People have been meditating for thousands of years: it is a universal spiritual practice, found in all cultures and traditions. And it is used in pursuit of a wide range of different goals, from the relief of stress and anxiety to the attainment of enlightenment. Today, there are probably more people practising meditation than at any time in human history. But what is meditation, how do you do it, and why does it matter anyway?
In this article I want to tell you about the Just Meditation book, which I wrote because although meditation is actually very simple, people always seem to want to go and complicate it by dressing it up in a lot of jargon, or by making you buy into some belief system or other. I called it Just Meditation because my goal is to make the learning and practice of meditation simple, accessible and inclusive. Just Mediation is ‘everyday meditation for everyone’. There’s no need to buy into any beliefs or theories. There’s just the practice. And that practice is very simple, so simple in fact that it can be taught in a few minutes. You can get someone meditating in no time at all: there’s no need to complicate things.
The beauty of this approach, I think, is that anyone can benefit from the practice. Absolutely anyone. You don’t have to sign up to any kind of belief system, whether religious or secular. It’s just meditation.
But then I found myself facing a bit of a challenge. If it’s so simple, if it only takes a few minutes to teach someone how to meditate, how then was I going to write a whole book about it? The answer is, you go deeper. The practice is simple, and in fact the practice is the same after twenty years as it is on day one. There are no higher levels or advanced teachings in this approach. Instead, what I hope I’ve managed to do in the book is to unpack the detail a bit. Not the detail about complicated ideas or theories or teachings, but the detail of what’s involved when you go deeper into the experience of meditation.
So, the book is divided into three sections. What is meditation, how to meditate and why meditate.
The word meditation gets used to describe all sorts of different things, so the first section starts with a quick survey of the various ways in which the word can be used, before settling on a definition of meditation as being something to do with regulating the attention in some way or other, in order to allow our awareness to simply be aware of being aware, if you see what I mean. Also, in this section, there are a couple of chapters in which I discuss mindfulness. Is it the same, is it different, how and in what way? And, finally, I give an account of what is unique about the Just Meditation approach, which neither promotes nor rejects any particular tradition or worldview, but simply enables the practice of meditation in a way that is simple, accessible and inclusive. Hence the label ‘Just Meditation’.
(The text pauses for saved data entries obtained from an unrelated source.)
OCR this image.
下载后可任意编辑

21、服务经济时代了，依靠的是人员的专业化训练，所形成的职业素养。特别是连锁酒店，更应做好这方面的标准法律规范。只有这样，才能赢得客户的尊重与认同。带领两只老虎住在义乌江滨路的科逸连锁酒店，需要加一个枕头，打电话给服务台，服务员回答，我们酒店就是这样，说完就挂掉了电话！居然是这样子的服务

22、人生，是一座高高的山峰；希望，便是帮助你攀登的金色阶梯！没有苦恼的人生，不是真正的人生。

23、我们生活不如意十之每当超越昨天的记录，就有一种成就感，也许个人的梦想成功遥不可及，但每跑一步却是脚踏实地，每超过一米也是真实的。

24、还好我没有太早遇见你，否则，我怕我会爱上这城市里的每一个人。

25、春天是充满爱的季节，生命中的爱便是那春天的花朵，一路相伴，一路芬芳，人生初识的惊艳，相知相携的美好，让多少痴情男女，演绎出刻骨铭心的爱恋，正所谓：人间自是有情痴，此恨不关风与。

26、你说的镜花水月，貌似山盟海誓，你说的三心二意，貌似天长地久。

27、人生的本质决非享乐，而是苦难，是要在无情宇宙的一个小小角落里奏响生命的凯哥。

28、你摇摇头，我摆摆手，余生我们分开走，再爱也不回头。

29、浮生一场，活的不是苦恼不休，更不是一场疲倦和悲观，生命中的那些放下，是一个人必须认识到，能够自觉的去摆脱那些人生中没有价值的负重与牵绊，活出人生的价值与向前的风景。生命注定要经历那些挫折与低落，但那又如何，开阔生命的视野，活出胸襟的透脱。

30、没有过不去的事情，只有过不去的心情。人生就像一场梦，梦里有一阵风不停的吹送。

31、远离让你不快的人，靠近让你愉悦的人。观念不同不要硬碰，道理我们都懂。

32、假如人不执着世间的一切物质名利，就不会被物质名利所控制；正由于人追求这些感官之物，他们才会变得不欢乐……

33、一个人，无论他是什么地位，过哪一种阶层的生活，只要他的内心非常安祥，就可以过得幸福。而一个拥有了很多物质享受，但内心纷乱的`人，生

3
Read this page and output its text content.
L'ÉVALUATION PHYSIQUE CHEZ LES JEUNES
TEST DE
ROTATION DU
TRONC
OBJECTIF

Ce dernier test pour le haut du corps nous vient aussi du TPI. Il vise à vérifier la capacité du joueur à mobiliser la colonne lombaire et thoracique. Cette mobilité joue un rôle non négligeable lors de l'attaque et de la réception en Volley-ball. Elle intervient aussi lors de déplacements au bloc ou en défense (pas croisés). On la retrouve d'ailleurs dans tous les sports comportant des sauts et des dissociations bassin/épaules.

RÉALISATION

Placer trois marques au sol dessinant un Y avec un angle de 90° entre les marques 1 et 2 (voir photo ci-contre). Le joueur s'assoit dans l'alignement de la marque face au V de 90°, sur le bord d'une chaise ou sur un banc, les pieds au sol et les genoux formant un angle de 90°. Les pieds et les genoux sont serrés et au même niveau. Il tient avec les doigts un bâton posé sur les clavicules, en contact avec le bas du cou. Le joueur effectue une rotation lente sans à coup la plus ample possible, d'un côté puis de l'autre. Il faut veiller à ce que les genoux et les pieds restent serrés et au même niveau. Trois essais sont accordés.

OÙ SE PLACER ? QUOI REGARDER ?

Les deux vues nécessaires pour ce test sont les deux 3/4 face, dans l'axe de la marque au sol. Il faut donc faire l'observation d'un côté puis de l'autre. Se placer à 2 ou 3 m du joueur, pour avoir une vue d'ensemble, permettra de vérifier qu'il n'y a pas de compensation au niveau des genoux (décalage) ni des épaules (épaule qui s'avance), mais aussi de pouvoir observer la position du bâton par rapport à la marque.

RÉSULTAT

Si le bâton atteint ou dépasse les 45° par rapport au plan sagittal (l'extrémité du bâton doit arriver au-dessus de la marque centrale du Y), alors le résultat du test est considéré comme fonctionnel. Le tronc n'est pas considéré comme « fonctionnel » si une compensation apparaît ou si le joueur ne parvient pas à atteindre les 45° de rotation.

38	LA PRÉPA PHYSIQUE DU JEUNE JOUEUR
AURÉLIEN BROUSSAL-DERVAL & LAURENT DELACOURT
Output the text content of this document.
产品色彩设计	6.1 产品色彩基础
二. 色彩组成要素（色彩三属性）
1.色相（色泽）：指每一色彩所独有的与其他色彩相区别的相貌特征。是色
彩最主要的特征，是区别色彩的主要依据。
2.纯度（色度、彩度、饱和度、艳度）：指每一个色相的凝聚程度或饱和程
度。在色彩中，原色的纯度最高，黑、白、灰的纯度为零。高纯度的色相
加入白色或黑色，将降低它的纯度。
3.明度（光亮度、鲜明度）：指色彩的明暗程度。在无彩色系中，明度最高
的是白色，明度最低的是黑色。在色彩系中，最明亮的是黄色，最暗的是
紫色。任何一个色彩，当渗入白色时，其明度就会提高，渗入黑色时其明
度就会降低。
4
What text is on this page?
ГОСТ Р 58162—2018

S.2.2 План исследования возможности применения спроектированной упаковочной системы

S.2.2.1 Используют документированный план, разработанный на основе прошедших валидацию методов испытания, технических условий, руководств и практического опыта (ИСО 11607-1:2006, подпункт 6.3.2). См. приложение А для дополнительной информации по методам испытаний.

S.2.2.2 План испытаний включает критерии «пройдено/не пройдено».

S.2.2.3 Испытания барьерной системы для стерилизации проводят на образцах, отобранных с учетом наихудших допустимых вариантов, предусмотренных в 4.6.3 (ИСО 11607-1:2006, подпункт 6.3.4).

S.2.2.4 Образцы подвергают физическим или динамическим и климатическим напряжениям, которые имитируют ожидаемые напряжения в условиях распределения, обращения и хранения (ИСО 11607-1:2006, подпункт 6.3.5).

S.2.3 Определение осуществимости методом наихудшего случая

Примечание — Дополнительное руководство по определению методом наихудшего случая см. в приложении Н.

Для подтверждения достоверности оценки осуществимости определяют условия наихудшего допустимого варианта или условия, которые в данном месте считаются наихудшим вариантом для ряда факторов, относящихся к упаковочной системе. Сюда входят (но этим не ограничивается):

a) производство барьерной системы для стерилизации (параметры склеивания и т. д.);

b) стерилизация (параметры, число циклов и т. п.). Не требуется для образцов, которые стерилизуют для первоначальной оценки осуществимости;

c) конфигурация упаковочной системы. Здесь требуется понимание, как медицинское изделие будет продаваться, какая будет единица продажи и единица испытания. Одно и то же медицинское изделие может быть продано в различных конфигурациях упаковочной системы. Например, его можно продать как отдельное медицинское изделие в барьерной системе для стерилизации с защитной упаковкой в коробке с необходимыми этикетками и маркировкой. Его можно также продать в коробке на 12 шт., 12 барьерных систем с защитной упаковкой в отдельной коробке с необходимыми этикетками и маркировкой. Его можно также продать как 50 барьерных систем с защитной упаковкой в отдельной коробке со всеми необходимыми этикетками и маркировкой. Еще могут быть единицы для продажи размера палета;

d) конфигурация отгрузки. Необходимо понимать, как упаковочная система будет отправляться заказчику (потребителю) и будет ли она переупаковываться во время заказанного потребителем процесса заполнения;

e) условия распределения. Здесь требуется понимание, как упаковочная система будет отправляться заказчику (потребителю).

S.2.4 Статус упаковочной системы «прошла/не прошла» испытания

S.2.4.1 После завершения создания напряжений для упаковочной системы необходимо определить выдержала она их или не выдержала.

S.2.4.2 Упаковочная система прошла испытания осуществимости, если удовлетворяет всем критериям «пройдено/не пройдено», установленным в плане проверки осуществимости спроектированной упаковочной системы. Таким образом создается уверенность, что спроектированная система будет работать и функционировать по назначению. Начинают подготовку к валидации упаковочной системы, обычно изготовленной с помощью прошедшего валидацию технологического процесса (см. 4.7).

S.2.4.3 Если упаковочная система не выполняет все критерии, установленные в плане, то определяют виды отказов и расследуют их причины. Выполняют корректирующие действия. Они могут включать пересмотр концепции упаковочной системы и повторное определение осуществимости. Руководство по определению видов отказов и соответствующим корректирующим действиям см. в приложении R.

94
The second section then goes into the question of how to meditate. And again, it’s very simple. You just close your eyes and watch your breathing and away you go. But we can go into that in a lot more depth, thinking about the posture, thinking about the breath, thinking about thoughts and distractions. But what I don’t do is go into a lot of discussion about all sorts of different techniques and practices. The whole point about the Just Meditation approach is keeping it simple. Basically it’s about focussing the attention on one thing, such as the breath or a mantra, and trying not to get caught up in our thoughts. That’s it. The practice itself is very straightforward. And the great thing about it is that pretty much anyone can do it, and will very likely get some benefit from it too. But although the practice is simple, it’s also complete as it is. There are no upgrades. The practice doesn’t change. We do. By going deeper.
Finally, the third section looks at the question of why we meditate. And that to me is the most important question of all. Why do we do it? Why does it matter? What’s our motivation? What is the problem or issue to which we think meditation might be the solution? And the point here is that there are no right or wrong answers – the reasons we have for wanting to meditate will be unique to each of us – the point is being aware of our motivations, understanding why we do what we do. Meditation is the cultivation of awareness, so being aware of why we want to meditate in the first place seems like a good place to start. Why do it, what’s the point of it, what does it do to us. Not what does it do for us, but what does it do to us? How might meditation change us? How and in what way might we grow and develop as a result of the practice of meditation? Because if it doesn’t change us in some way – hopefully a positive way – then what’s the point of doing it?
Another way to explore this question is to think about the benefits of meditation, and as always, I like to keep it simple. Meditation is about taking our attention away from our thoughts, not least because sometimes our thoughts can be really unhelpful. So, when we do this, when we practice taking our attention away from our thoughts, one of the first things we are likely to notice is that we experience some degree of calmness – simply as a result of taking a break from our own thoughts. And as a result of that, we are likely to experience a greater sense of clarity, we will gain a bit of perspective, we will be able to see things more clearly. And as a result of that, we may also find that as we start to see things more clearly, our innate capacity for compassion grows as well. So, to put it in a nutshell – and there’s obviously a whole lot more to say when you go into it – but basically, calmness, clarity and compassion are three of the principal benefits of meditation, and therefore three good reasons why we might think it is an important thing to do.